Catherine Opie is best known for her series of sumptuous, heroic, unapologetic portraits of dyke acquaintances. Here she presented eight black and white studies of mini-malls (the title of the series, and what would have been a more appropriate title for the show). Taken outside opening hours, shop windows steel-shuttered, the photographs pay homage to a forgotten example of LA architectural vernacular. If Opie's various series of melancholic black and white architectural studies of malls, freeways and gated mansions have any connection with her portraiture, it is perhaps by reversing their values: she presents the (officially) straight world out there as a lonely place, drained of human presence. The formal qualities of the work though, resist metaphor. Their silence and stillness make one think of the Bechers on Ruscha turf.

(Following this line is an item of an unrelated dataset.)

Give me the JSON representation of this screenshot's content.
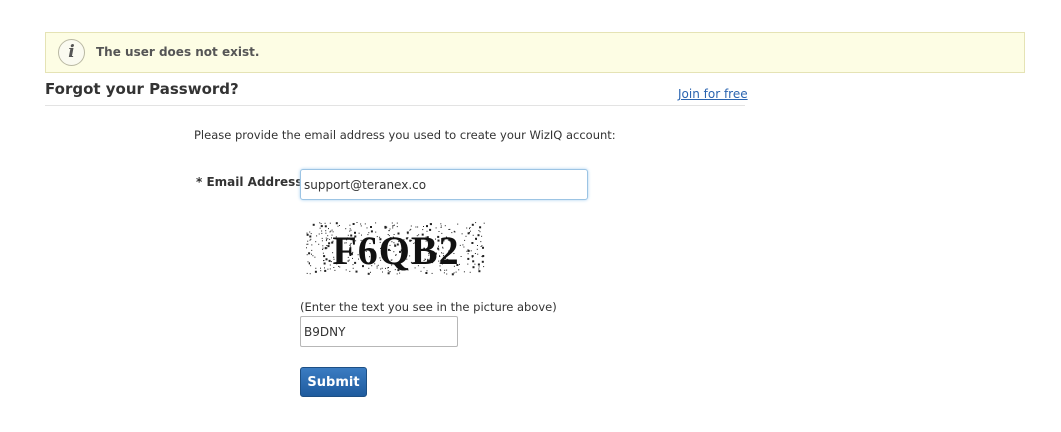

Liz Craft's Lazy Daze (1999) and Jason Meadows' Revolver (1999) are painted metal sculptures: sad, decorative objects that would like to be serious abstract sculpture but instead look as though they might belong to Opie's malls. More mini-mall than minimal, Craft's black armatures - which, when considered in the round, spell out the once optimistic title - carry large purple, grey and turquoise over-sized abacus beads. The final letter has unhooked itself from the rest and stands beside a spherical object that pathetically depicts something between a Pac-Man, a frog and a mouse. Revolver similarly succeeds in re-formulating a defunct, suburban emulation of 60s sculptural concerns: a cube made up of six white circles balances at 45 degrees on a small section of the same form sitting on the floor - imagine a beach ball on a seal's nose. Two other pieces by Meadows play similar formal games between bends and straights, with materials drawn from garden DIY - wooden fencing stained tan and green. Straight shapes are made to coil, while arch shapes form an arabesque along the top of flat concertinaed planes.

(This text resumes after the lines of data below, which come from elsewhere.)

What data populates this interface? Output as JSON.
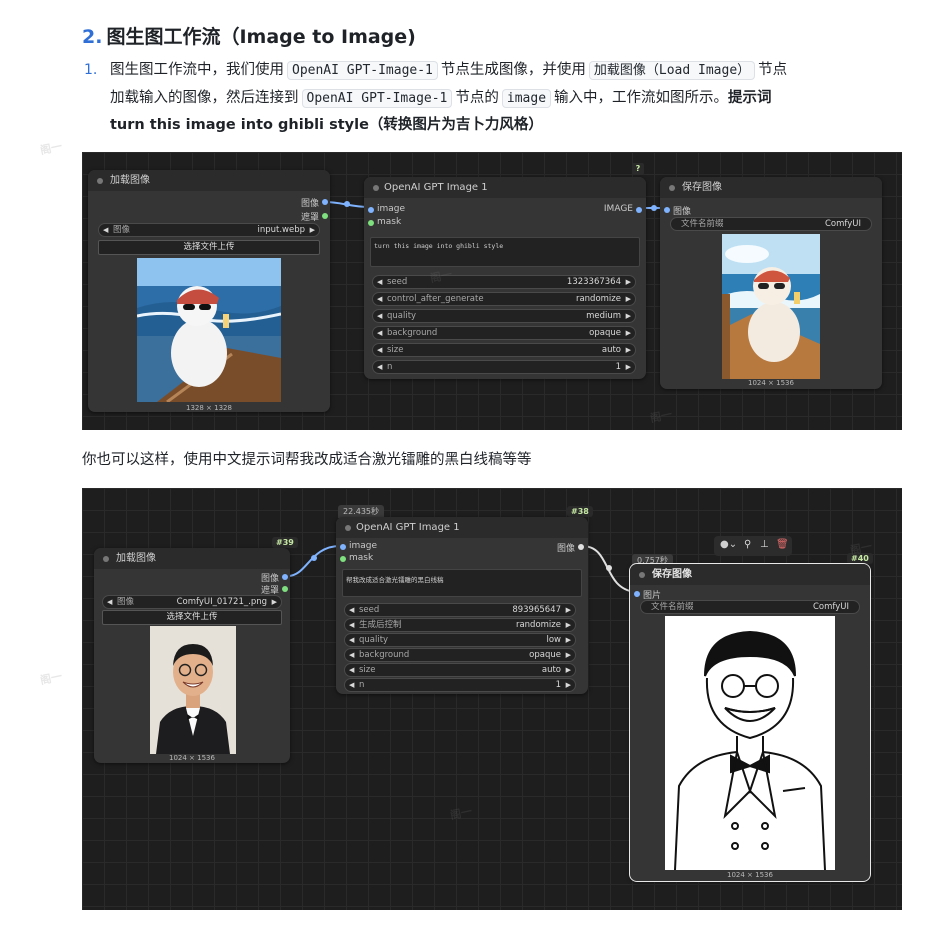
{
  "heading": {
    "num": "2.",
    "text": "图生图工作流（Image to Image)"
  },
  "list_item": {
    "num": "1.",
    "l1_a": "图生图工作流中，我们使用",
    "l1_code1": "OpenAI GPT-Image-1",
    "l1_b": "节点生成图像，并使用",
    "l1_code2": "加载图像（Load Image）",
    "l1_c": "节点",
    "l2_a": "加载输入的图像，然后连接到",
    "l2_code1": "OpenAI GPT-Image-1",
    "l2_b": "节点的",
    "l2_code2": "image",
    "l2_c": "输入中，工作流如图所示。",
    "l2_bold": "提示词",
    "l3_bold": "turn this image into ghibli style（转换图片为吉卜力风格）"
  },
  "paragraph2": "你也可以这样，使用中文提示词帮我改成适合激光镭雕的黑白线稿等等",
  "workflow1": {
    "load": {
      "title": "加载图像",
      "out_image": "图像",
      "out_mask": "遮罩",
      "widget_label": "图像",
      "widget_value": "input.webp",
      "upload": "选择文件上传",
      "size": "1328 × 1328"
    },
    "gpt": {
      "title": "OpenAI GPT Image 1",
      "in_image": "image",
      "in_mask": "mask",
      "out_image": "IMAGE",
      "prompt": "turn this image into ghibli style",
      "widgets": [
        {
          "label": "seed",
          "value": "1323367364"
        },
        {
          "label": "control_after_generate",
          "value": "randomize"
        },
        {
          "label": "quality",
          "value": "medium"
        },
        {
          "label": "background",
          "value": "opaque"
        },
        {
          "label": "size",
          "value": "auto"
        },
        {
          "label": "n",
          "value": "1"
        }
      ],
      "help": "?"
    },
    "save": {
      "title": "保存图像",
      "in_image": "图像",
      "widget_label": "文件名前缀",
      "widget_value": "ComfyUI",
      "size": "1024 × 1536"
    }
  },
  "workflow2": {
    "load": {
      "badge": "#39",
      "title": "加载图像",
      "out_image": "图像",
      "out_mask": "遮罩",
      "widget_label": "图像",
      "widget_value": "ComfyUI_01721_.png",
      "upload": "选择文件上传",
      "size": "1024 × 1536"
    },
    "gpt": {
      "timer": "22.435秒",
      "badge": "#38",
      "title": "OpenAI GPT Image 1",
      "in_image": "image",
      "in_mask": "mask",
      "out_image": "图像",
      "prompt": "帮我改成适合激光镭雕的黑白线稿",
      "widgets": [
        {
          "label": "seed",
          "value": "893965647"
        },
        {
          "label": "生成后控制",
          "value": "randomize"
        },
        {
          "label": "quality",
          "value": "low"
        },
        {
          "label": "background",
          "value": "opaque"
        },
        {
          "label": "size",
          "value": "auto"
        },
        {
          "label": "n",
          "value": "1"
        }
      ]
    },
    "save": {
      "timer": "0.757秒",
      "badge": "#40",
      "title": "保存图像",
      "in_image": "图片",
      "widget_label": "文件名前缀",
      "widget_value": "ComfyUI",
      "size": "1024 × 1536"
    }
  },
  "colors": {
    "accent": "#2f6fd6",
    "canvas": "#1e1e1e",
    "node": "#353535",
    "link_blue": "#7fb3ff",
    "link_white": "#e0e0e0",
    "badge": "#c6e9a4"
  }
}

Kevin Appel takes us indoors with paintings that share a similar concern with representing degr-aded, vernacular representations of formalist abstraction. Circles represent cheesy paper lampshades; upright rectangles represent doorways; diagonals describe the interior spaces beyond. The paintings' precise geometry and restricted palette (olives, greys and eggshell-blues), evoke a shopping catalogue's take on abstraction. The absorption of vanguard experimentation into the realm of middle class taste is turned back on to the art object, a move Appel, Craft and Meadows share with Isermann, Pardo, White, Prieto, Owens and other LA contemporaries. Appel's perfectionist paintings do so a little too successfully, as if knowing from the outset exactly what they are about.

Although Jeff Burton also depicts domestic environments, his photographs have little in common with the concerns of the other work in 'Drive-By'. Seemingly mundane to begin with, the images turn out to be shots taken on the edges of porn sets where Burton works by day as a stills photographer. On receipt of this information the viewer becomes voyeur - Meadows-like clamps, scaffolding, pads and plywood reveal them-selves as accomplices of the missing action. With too few clues to flesh out a narrative, the viewer is returned, frustrated, to the prosaic world of all that is actually depicted.

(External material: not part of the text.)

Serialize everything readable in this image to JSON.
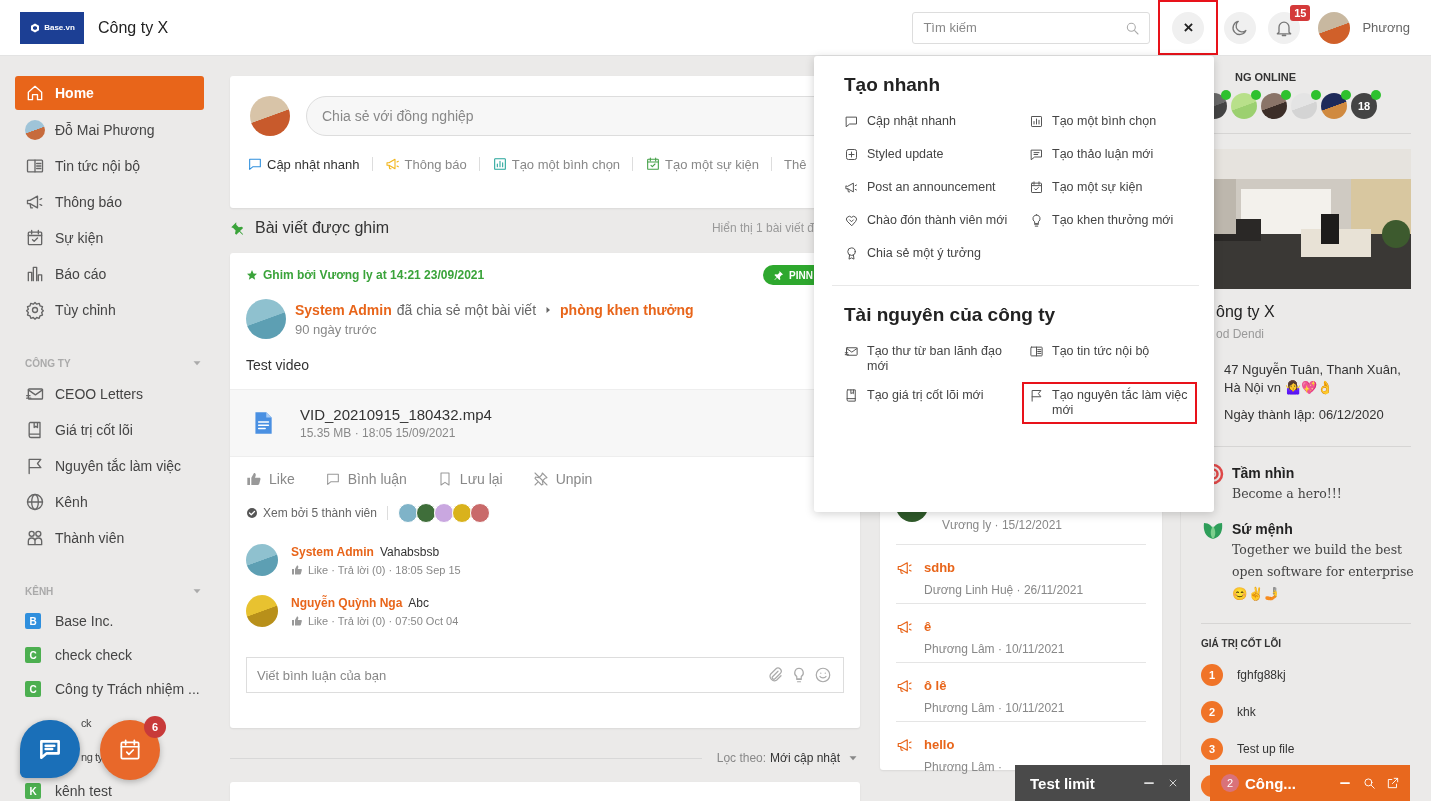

Taking us on too short a journey, 'Drive-By' is somewhat disappointing. For an art scene so varied and exhilarating, which British audiences have had so few opportunities to see first hand, the terms the show sets itself are strangely tame and narrow. Thematically too closely linked and politely installed, this arid view of Los Angeles would have been better placed in Cork Street than Peckham.